Mail Order Catalog Brilliance

Johnson and Smith Company, 1940's
(Please, click for big. You will not regret it)

The Morning News features an interview with Robin Cherry - author of a new book on mail order catalogs. The accompanying slide show includes some stand out pages featuring His and Hers Blimps (Neiman Marcus, naturally) and a $98 Pong set from Sears.

Sears, 1900

Over the years of garage saling, I have assembled a collection of about 15 Sears and Montgomery Wards catalogs with the earliest being an impressive Sears summer book from 1932. Hoarded by set decorators and costume designers, these old catalogs have a retail eBay value that is more than you might think as they are invaluable resources for establishing a cohesive look for a specific time period. If you are set dressing a 1972 kitchen, what pancake flipper would mom hit Jimmy with? Would the appliances be harvest gold? Would the kitchen table be cracked ice Formica or white and brown with sparklies?
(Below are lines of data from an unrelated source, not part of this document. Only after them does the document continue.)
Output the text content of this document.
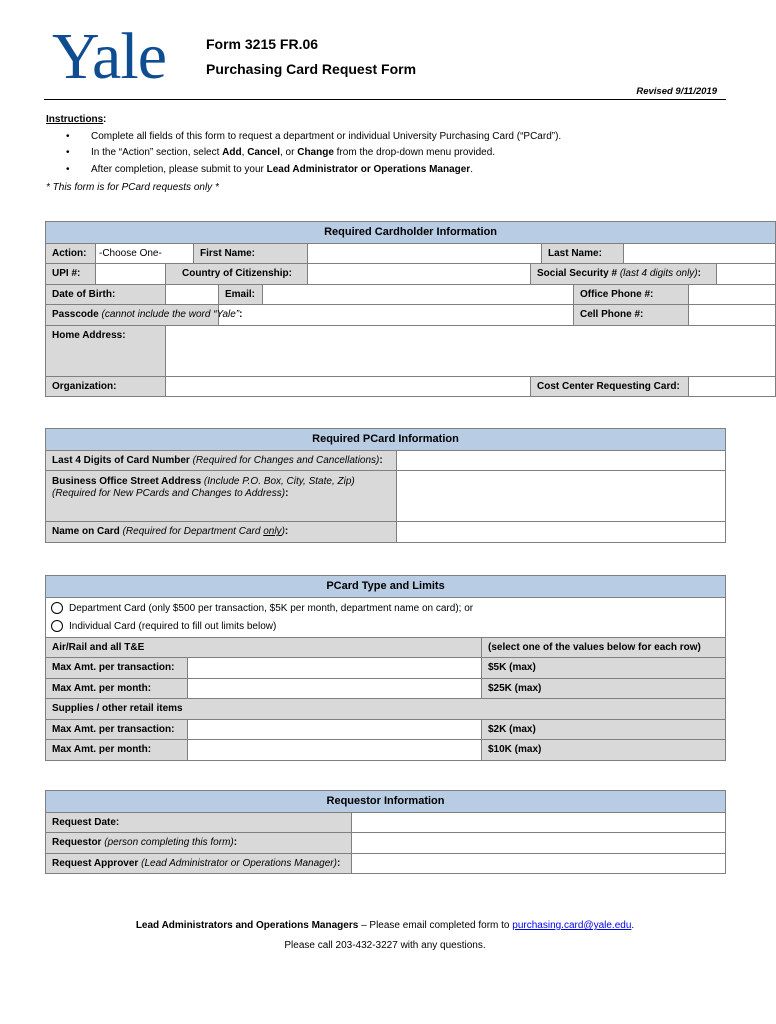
Yale	Form 3215 FR.06
Purchasing Card Request Form
Revised 9/11/2019
Instructions :
•	Complete all fields of this form to request a department or individual University Purchasing Card (“PCard”).
•	In the “Action” section, select Add, Cancel, or Change from the drop-down menu provided.
•	After completion, please submit to your Lead Administrator or Operations Manager.
* This form is for PCard requests only *
Required Cardholder Information												
Action:	-Choose One-		First Name:					Last Name:				
UPI #:		Country of Citizenship:					Social Security # (last 4 digits only):					
Date of Birth:				Email:					Office Phone #:			
Passcode (cannot include the word “Yale”:									Cell Phone #:			
Home Address:												
Organization:							Cost Center Requesting Card:					
Required PCard Information	
Last 4 Digits of Card Number (Required for Changes and Cancellations):	
Business Office Street Address (Include P.O. Box, City, State, Zip)
(Required for New PCards and Changes to Address):	
Name on Card (Required for Department Card only):	
PCard Type and Limits		

Department Card (only $500 per transaction, $5K per month, department name on card); or
Individual Card (required to fill out limits below)		

Air/Rail and all T&E		(select one of the values below for each row)
Max Amt. per transaction:		$5K (max)
Max Amt. per month:		$25K (max)
Supplies / other retail items		
Max Amt. per transaction:		$2K (max)
Max Amt. per month:		$10K (max)
Requestor Information	
Request Date:	
Requestor (person completing this form):	
Request Approver (Lead Administrator or Operations Manager):	
Lead Administrators and Operations Managers – Please email completed form to purchasing.card@yale.edu.
Please call 203-432-3227 with any questions.
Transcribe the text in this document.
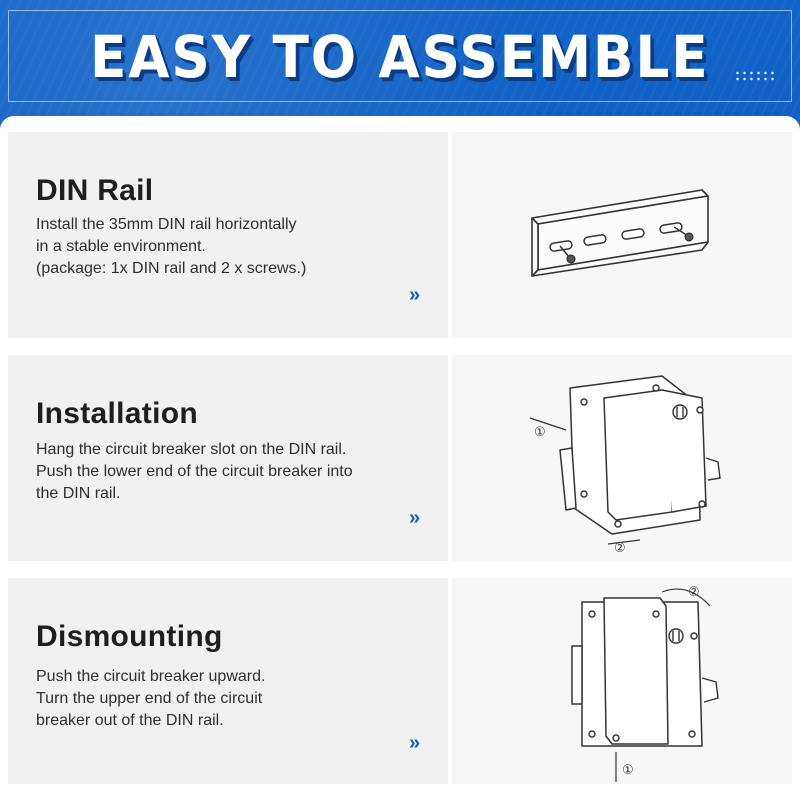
EASY TO ASSEMBLE
DIN Rail
Install the 35mm DIN rail horizontally
in a stable environment.
(package: 1x DIN rail and 2 x screws.)
»
Installation
Hang the circuit breaker slot on the DIN rail.
Push the lower end of the circuit breaker into
the DIN rail.
»
①
②
Dismounting
Push the circuit breaker upward.
Turn the upper end of the circuit
breaker out of the DIN rail.
»
②
①
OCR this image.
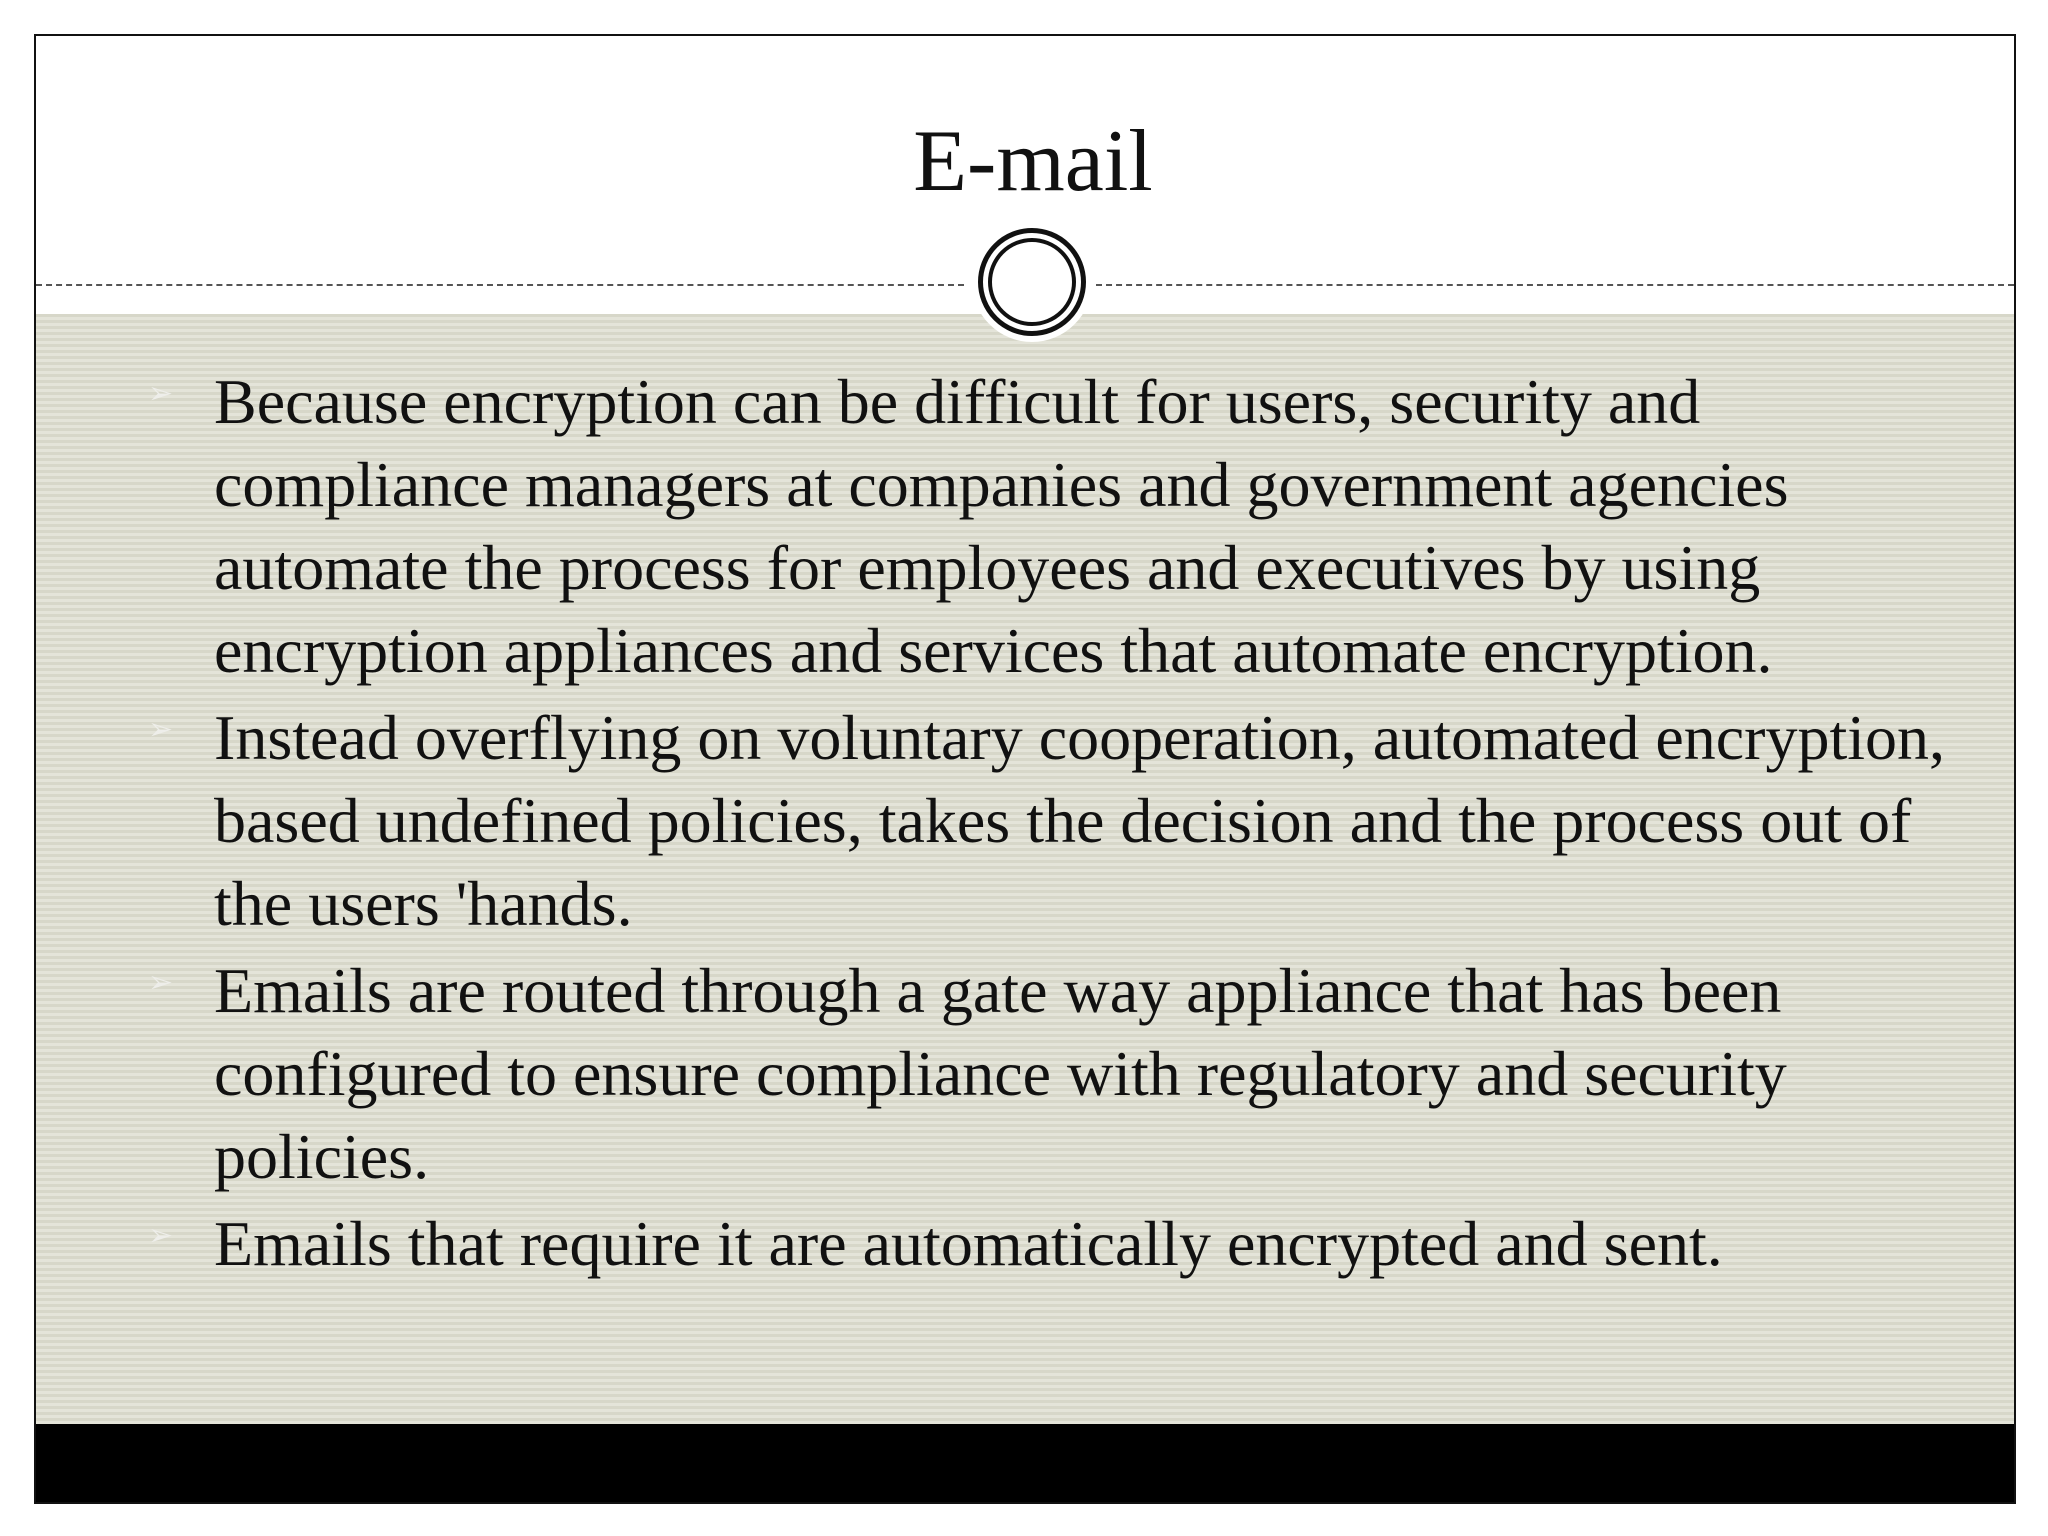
E-mail
➢ Because encryption can be difficult for users, security and compliance managers at companies and government agencies automate the process for employees and executives by using encryption appliances and services that automate encryption.
➢ Instead overflying on voluntary cooperation, automated encryption, based undefined policies, takes the decision and the process out of the users 'hands.
➢ Emails are routed through a gate way appliance that has been configured to ensure compliance with regulatory and security policies.
➢ Emails that require it are automatically encrypted and sent.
While it is knee slappingly funny to gawk at the shag bathroom sets of the 1970's, the richest bounty lies in the early catalogs from a time that the Sears catalog really meant something. Before the interstate highway system and the internets tube system, the Sears catalog was a profoundly important and optimistic source. It was a catalog of empowerment. One day, you are Joe Nobody, without a fiddle or an egg for breakfast. Weeks pass and it must have seemed like a miracle when that new fiddle, kerosene-fired incubator and carefully wrapped fertile eggs arrived in the mail. A community event, I suspect.

Having used inflation calculators, I have compared the 1932 prices of everything from screen door hinges to chore jackets. Selvedge denim dungarees from North Carolina mills were the equivalent of $25, while bicycles were terribly expensive. Of course, the world changed. Labor, materials and container shipping have shifted business so radically that it is a testament to Sears that the doors are still open.

Sears is struggling, no doubt about that. Squeezed to the middle, as they say. The low end has been stolen by Old Navy and WalMart. What if they repositioned themselves towards quality? Not a change across the board - they can still sell Dockers from Honduras. But what if they reintroduced the legendary Hercules brand and sold a pair of $75 selvedge denim, narrow loom dungarees that wore like iron?

How many songs were written on Sears guitars? How many babies laid in mail order cribs? How many loved ones were buried in their coffins? How many birthday parties were enjoyed and fevers endured in the Sears mail order homes? Will any company ever matter as much as Sears did?